What percentage of your digital dark matter is protected?  Do you have digital dark matter that has not yet been discovered?  Do you have missing digital dark matter?

When performing a HIPAA Walkthrough and a Security Risk Analysis (SRA) one of the risk areas you should assess is long term storage of protected health information (PHI).  PHI that is
poorly managed is as dangerous as a dark matter in space " you are susceptible to that information being sucked into a black hole (hacked, stolen etc.).  Poorly managed or lost PHI may result in breaches, fines and more.  You should determine how your medical records are being stored, for how long, and what safeguards are in place.  If you have moved away from paper, what about ePHI?  Are your records stored locally?  Or is information stored on the cloud?  Are there any dark matter black holes in your health information storage?

Copiers, fax machines and other connected office equipment

It™s common for health care organizations to lease copiers, fax machines and other connected office equipment that have hard drives that store or potentially store information.   Just over a year ago, Affinity Health Plan was required to settle potential violations of the HIPAA Privacy and Security Rules for $1,215,780.  Affinity disclosed PHI of up to 344,579 individuals “when it returned multiple photocopiers to a leasing agent without erasing the data contained on the copier hard drives.”

The storage of data on copiers, fax machines and other connected office equipment are potential dark matter black holes in health information storage that must be included in your risk analysis, and must include sufficient policies and procedures for the removal or destruction of data when returning the hard drives to leasing agents.

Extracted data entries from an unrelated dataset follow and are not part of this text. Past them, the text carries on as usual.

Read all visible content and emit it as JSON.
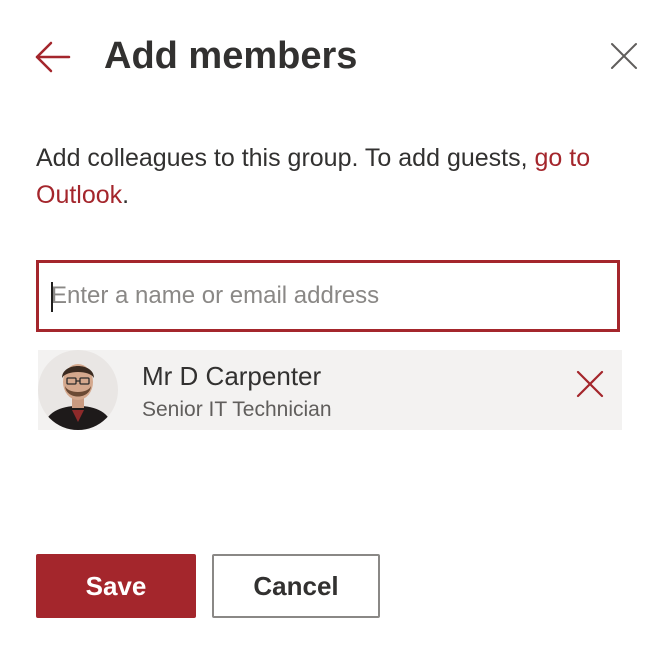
{
  "panel": {
    "title": "Add members",
    "description_text": "Add colleagues to this group. To add guests, ",
    "description_link": "go to Outlook",
    "description_suffix": ".",
    "search": {
      "placeholder": "Enter a name or email address",
      "value": ""
    },
    "members": [
      {
        "name": "Mr D Carpenter",
        "role": "Senior IT Technician"
      }
    ],
    "buttons": {
      "save_label": "Save",
      "cancel_label": "Cancel"
    }
  },
  "icons": {
    "back": "back-arrow-icon",
    "close": "close-icon",
    "remove": "remove-icon"
  },
  "colors": {
    "accent": "#a4262c",
    "text": "#323130",
    "secondary_text": "#605e5c",
    "member_bg": "#f3f2f1",
    "placeholder": "#8a8886"
  }
}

Jump drives and removable disk drives

Another potential dark matter black hole is unencrypted mobile storage devices such as jump drives and mobile devices.  Just this year, multiple entities reported losing or misplacing unencrypted jump drives, while others reported the theft of these and similar devices.    For example, Alaska Department of Health and Human Services (DHHS) agreed to pay $1.7 million to settle “potential violations.”  A portable electronic storage device “possibly containing ePHI” was stolen from a vehicle.  According to the OCR investigation DHHS did not have adequate policies and procedures in place to safeguard ePHI. In addition, DHHS had not completed a risk analysis, implemented sufficient risk management measures, completed security training for its workforce members, implemented device and media controls, or addressed device and media encryption as required by the HIPAA Security Rule.

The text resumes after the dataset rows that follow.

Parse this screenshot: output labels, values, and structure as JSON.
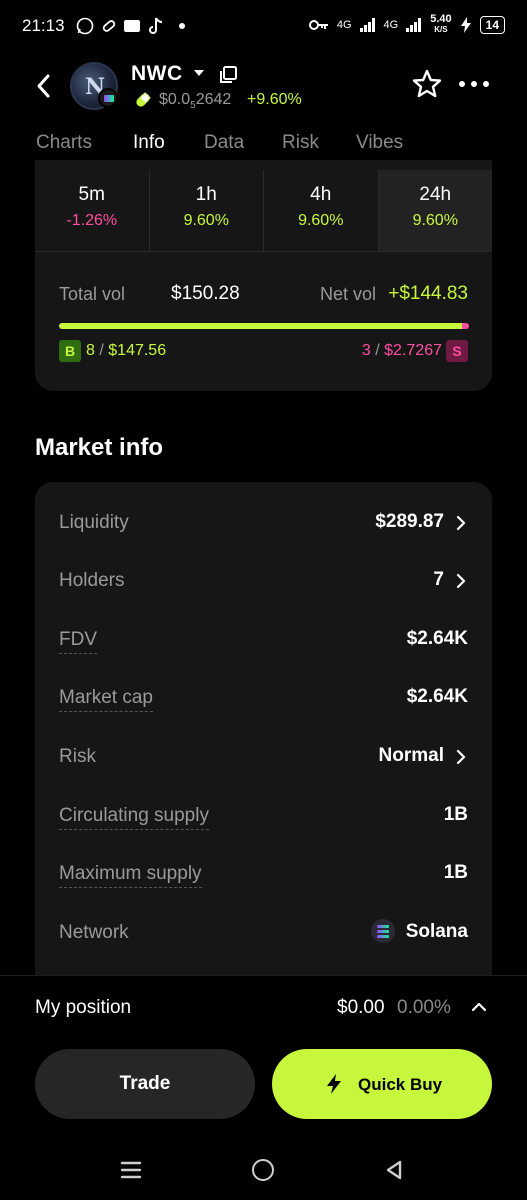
{
  "status_bar": {
    "time": "21:13",
    "network_1": "4G",
    "network_2": "4G",
    "speed": "5.40",
    "speed_unit": "K/S",
    "battery": "14"
  },
  "header": {
    "symbol": "NWC",
    "price_prefix": "$0.0",
    "price_subscript": "5",
    "price_digits": "2642",
    "change": "+9.60%",
    "avatar_letter": "N"
  },
  "tabs": [
    "Charts",
    "Info",
    "Data",
    "Risk",
    "Vibes"
  ],
  "active_tab": "Info",
  "timeframes": [
    {
      "label": "5m",
      "value": "-1.26%",
      "trend": "neg"
    },
    {
      "label": "1h",
      "value": "9.60%",
      "trend": "pos"
    },
    {
      "label": "4h",
      "value": "9.60%",
      "trend": "pos"
    },
    {
      "label": "24h",
      "value": "9.60%",
      "trend": "pos"
    }
  ],
  "volume": {
    "total_label": "Total vol",
    "total_value": "$150.28",
    "net_label": "Net vol",
    "net_value": "+$144.83",
    "buy_fraction": 0.982,
    "buy_badge": "B",
    "buy_count": "8",
    "buy_amount": "$147.56",
    "sell_badge": "S",
    "sell_count": "3",
    "sell_amount": "$2.7267",
    "separator": "/"
  },
  "market_info": {
    "title": "Market info",
    "rows": [
      {
        "label": "Liquidity",
        "value": "$289.87"
      },
      {
        "label": "Holders",
        "value": "7"
      },
      {
        "label": "FDV",
        "value": "$2.64K"
      },
      {
        "label": "Market cap",
        "value": "$2.64K"
      },
      {
        "label": "Risk",
        "value": "Normal"
      },
      {
        "label": "Circulating supply",
        "value": "1B"
      },
      {
        "label": "Maximum supply",
        "value": "1B"
      },
      {
        "label": "Network",
        "value": "Solana"
      }
    ]
  },
  "position": {
    "label": "My position",
    "value": "$0.00",
    "pct": "0.00%"
  },
  "actions": {
    "trade": "Trade",
    "quick_buy": "Quick Buy"
  },
  "colors": {
    "accent_green": "#c7f73d",
    "accent_pink": "#ff4fa3",
    "card_bg": "#161616",
    "muted": "#9a9a9a"
  }
}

If PHI is to be on a jump drive or other portable storage devices, we recommend the use of encryption.  You should implement policies and procedures for the use of these devices including clearly stating what information can be stored and how the information can be stored.

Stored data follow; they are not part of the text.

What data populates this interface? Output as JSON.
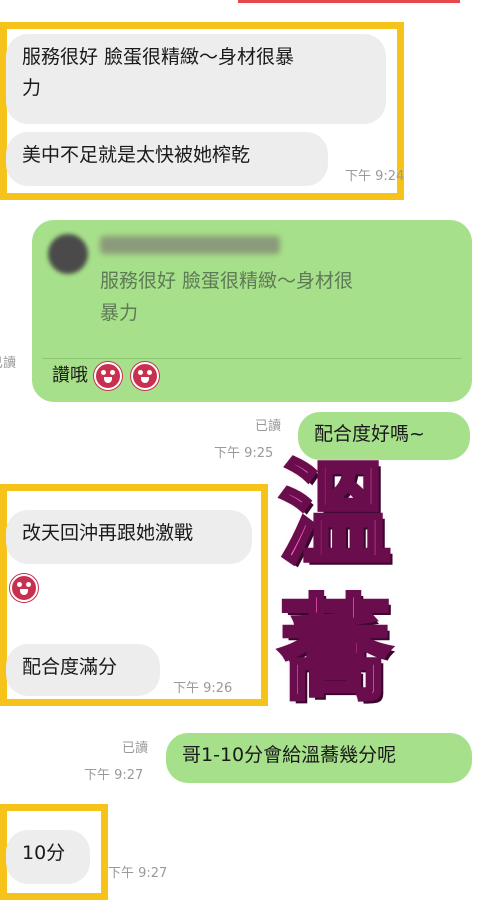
{
  "messages": {
    "m1": {
      "line1": "服務很好 臉蛋很精緻～身材很暴",
      "line2": "力"
    },
    "m2": {
      "text": "美中不足就是太快被她榨乾",
      "time": "下午 9:24"
    },
    "reply": {
      "quote_line1": "服務很好 臉蛋很精緻～身材很",
      "quote_line2": "暴力",
      "text": "讚哦",
      "left_read_fragment": "已讀"
    },
    "m3": {
      "text": "配合度好嗎~",
      "read": "已讀",
      "time": "下午 9:25"
    },
    "m4": {
      "text": "改天回沖再跟她激戰"
    },
    "m5": {
      "text": "配合度滿分",
      "time": "下午 9:26"
    },
    "m6": {
      "text": "哥1-10分會給溫蕎幾分呢",
      "read": "已讀",
      "time": "下午 9:27"
    },
    "m7": {
      "text": "10分",
      "time": "下午 9:27"
    }
  },
  "stamp": {
    "char1": "溫",
    "char2": "蕎"
  },
  "colors": {
    "highlight": "#f6c31a",
    "outgoing": "#a7e08a",
    "incoming": "#ededed",
    "stamp": "#ff5fc2"
  }
}
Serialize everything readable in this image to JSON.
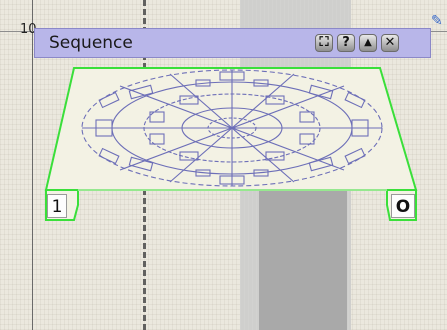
{
  "ruler": {
    "number": "10"
  },
  "panel": {
    "title": "Sequence",
    "buttons": [
      {
        "name": "expand-icon",
        "glyph": "⛶"
      },
      {
        "name": "help-icon",
        "glyph": "?"
      },
      {
        "name": "collapse-icon",
        "glyph": "▲"
      },
      {
        "name": "close-icon",
        "glyph": "✕"
      }
    ]
  },
  "card": {
    "start_label": "1",
    "end_label": "O",
    "outline_color": "#3adf3a",
    "pattern_color": "#6d6fb8"
  },
  "colors": {
    "panel": "#b8b6e9",
    "canvas": "#ebe8de",
    "band": "#cfcfcd"
  }
}
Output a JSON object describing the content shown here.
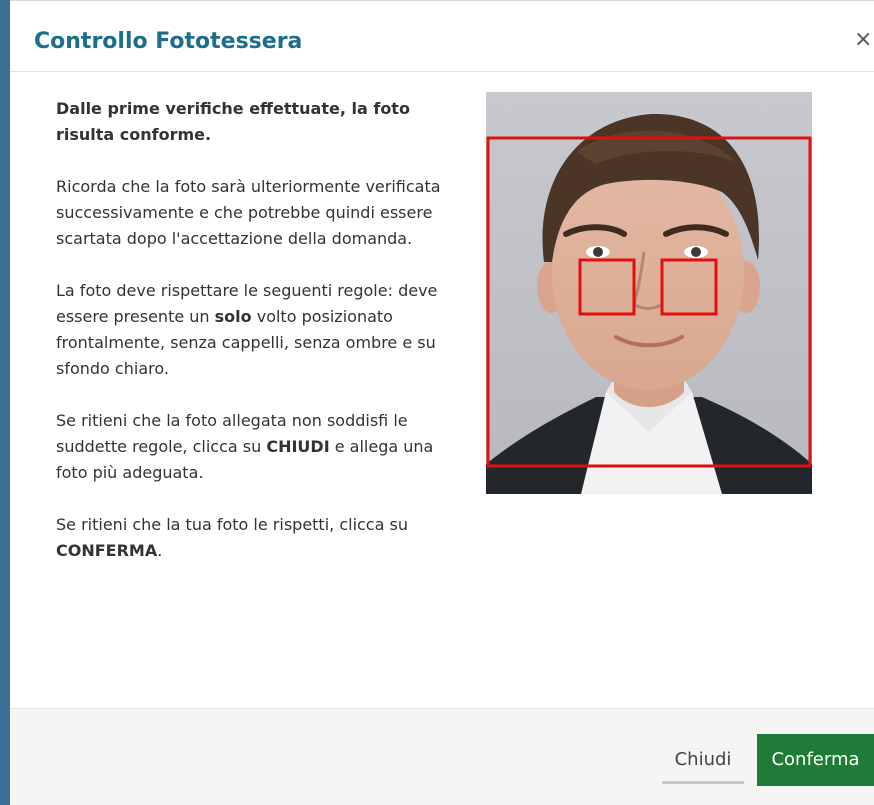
{
  "dialog": {
    "title": "Controllo Fototessera",
    "close_glyph": "×",
    "paragraphs": {
      "lead": "Dalle prime verifiche effettuate, la foto risulta conforme.",
      "p2": "Ricorda che la foto sarà ulteriormente verificata successivamente e che potrebbe quindi essere scartata dopo l'accettazione della domanda.",
      "p3_before": "La foto deve rispettare le seguenti regole: deve essere presente un ",
      "p3_bold": "solo",
      "p3_after": " volto posizionato frontalmente, senza cappelli, senza ombre e su sfondo chiaro.",
      "p4_before": "Se ritieni che la foto allegata non soddisfi le suddette regole, clicca su ",
      "p4_bold": "CHIUDI",
      "p4_after": " e allega una foto più adeguata.",
      "p5_before": "Se ritieni che la tua foto le rispetti, clicca su ",
      "p5_bold": "CONFERMA",
      "p5_after": "."
    }
  },
  "photo": {
    "description": "passport-photo-with-face-detection-boxes",
    "box_color": "#e01010"
  },
  "footer": {
    "close_label": "Chiudi",
    "confirm_label": "Conferma"
  },
  "colors": {
    "accent": "#3b6f95",
    "title": "#1c6e8c",
    "confirm_bg": "#1e7b38"
  }
}
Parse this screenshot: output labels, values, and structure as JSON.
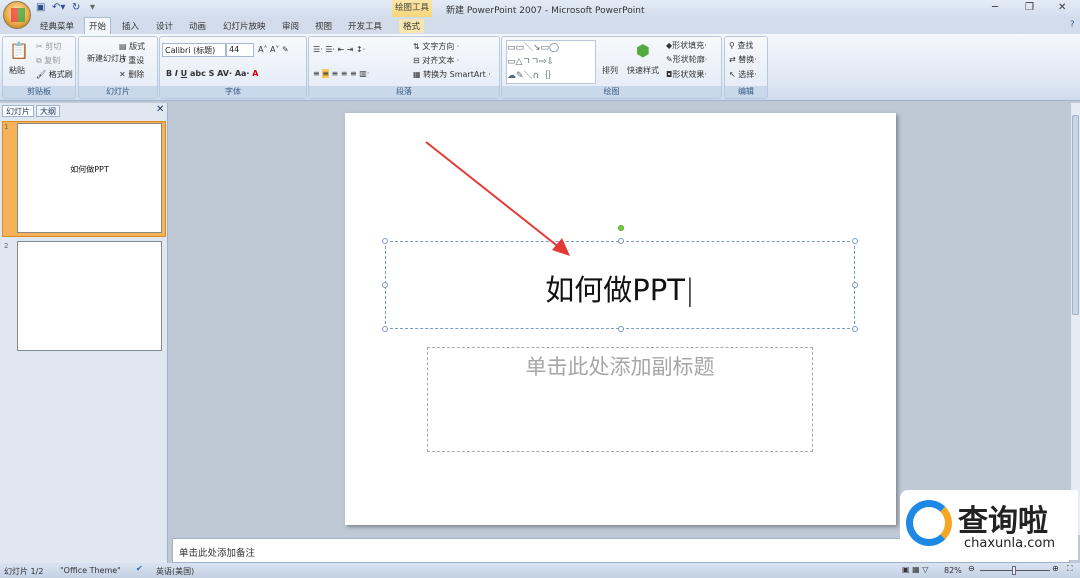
{
  "titlebar": {
    "context_tab": "绘图工具",
    "title": "新建 PowerPoint 2007 - Microsoft PowerPoint"
  },
  "tabs": [
    "经典菜单",
    "开始",
    "插入",
    "设计",
    "动画",
    "幻灯片放映",
    "审阅",
    "视图",
    "开发工具",
    "格式"
  ],
  "active_tab": "开始",
  "ribbon": {
    "clipboard": {
      "label": "剪贴板",
      "paste": "粘贴",
      "cut": "剪切",
      "copy": "复制",
      "format_painter": "格式刷"
    },
    "slides": {
      "label": "幻灯片",
      "new_slide": "新建幻灯片",
      "layout": "版式",
      "reset": "重设",
      "delete": "删除"
    },
    "font": {
      "label": "字体",
      "font_name": "Calibri (标题)",
      "font_size": "44"
    },
    "paragraph": {
      "label": "段落",
      "text_direction": "文字方向",
      "align_text": "对齐文本",
      "smartart": "转换为 SmartArt"
    },
    "drawing": {
      "label": "绘图",
      "arrange": "排列",
      "quick_styles": "快速样式",
      "shape_fill": "形状填充",
      "shape_outline": "形状轮廓",
      "shape_effects": "形状效果"
    },
    "editing": {
      "label": "编辑",
      "find": "查找",
      "replace": "替换",
      "select": "选择"
    }
  },
  "panel": {
    "tabs": [
      "幻灯片",
      "大纲"
    ],
    "thumbs": [
      {
        "num": "1",
        "text": "如何做PPT"
      },
      {
        "num": "2",
        "text": ""
      }
    ]
  },
  "slide": {
    "title": "如何做PPT",
    "subtitle_placeholder": "单击此处添加副标题"
  },
  "notes_placeholder": "单击此处添加备注",
  "status": {
    "slide": "幻灯片 1/2",
    "theme": "\"Office Theme\"",
    "language": "英语(美国)",
    "zoom": "82%"
  },
  "watermark": {
    "brand": "查询啦",
    "url": "chaxunla.com"
  },
  "colors": {
    "arrow": "#e53935",
    "selected_thumb": "#f5b25a"
  }
}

Assess all potential dark matter black holes

It is important to look at every corner of every department of each location that stores, acquires, creates, or processes PHI.   Whether hard copy or electronic, it™s important to know where all PHI is at all times.  If PHI was written on notes or in meeting minutes, it should be securely stored or destroyed.  If a device is to be taken out of service, ensure the hard drive has been destroyed or securely stored.  We recommend encryption for long term storage of hard drives.   Think about all health information storage:

  • Do you know what information is stored?
  • Where is the information stored?
  • Is there paper PHI that may be forgotten?
  • Are there devices that may have PHI on them?

Conclusion

Copiers, fax machines, connected office equipment, jump drives and removable hard drives are common digital dark matter black holes; however, they are not the only areas to evaluate during your HIPAA Walkthrough or while performing a SRA.  If there is storage of health information that is forgotten, is not accounted for, or information that is lost, these are potential black holes that could lead to a breach.   During a HIPAA Walkthrough and a SRA it is a good idea to evaluate these and any other potential dark matter black holes.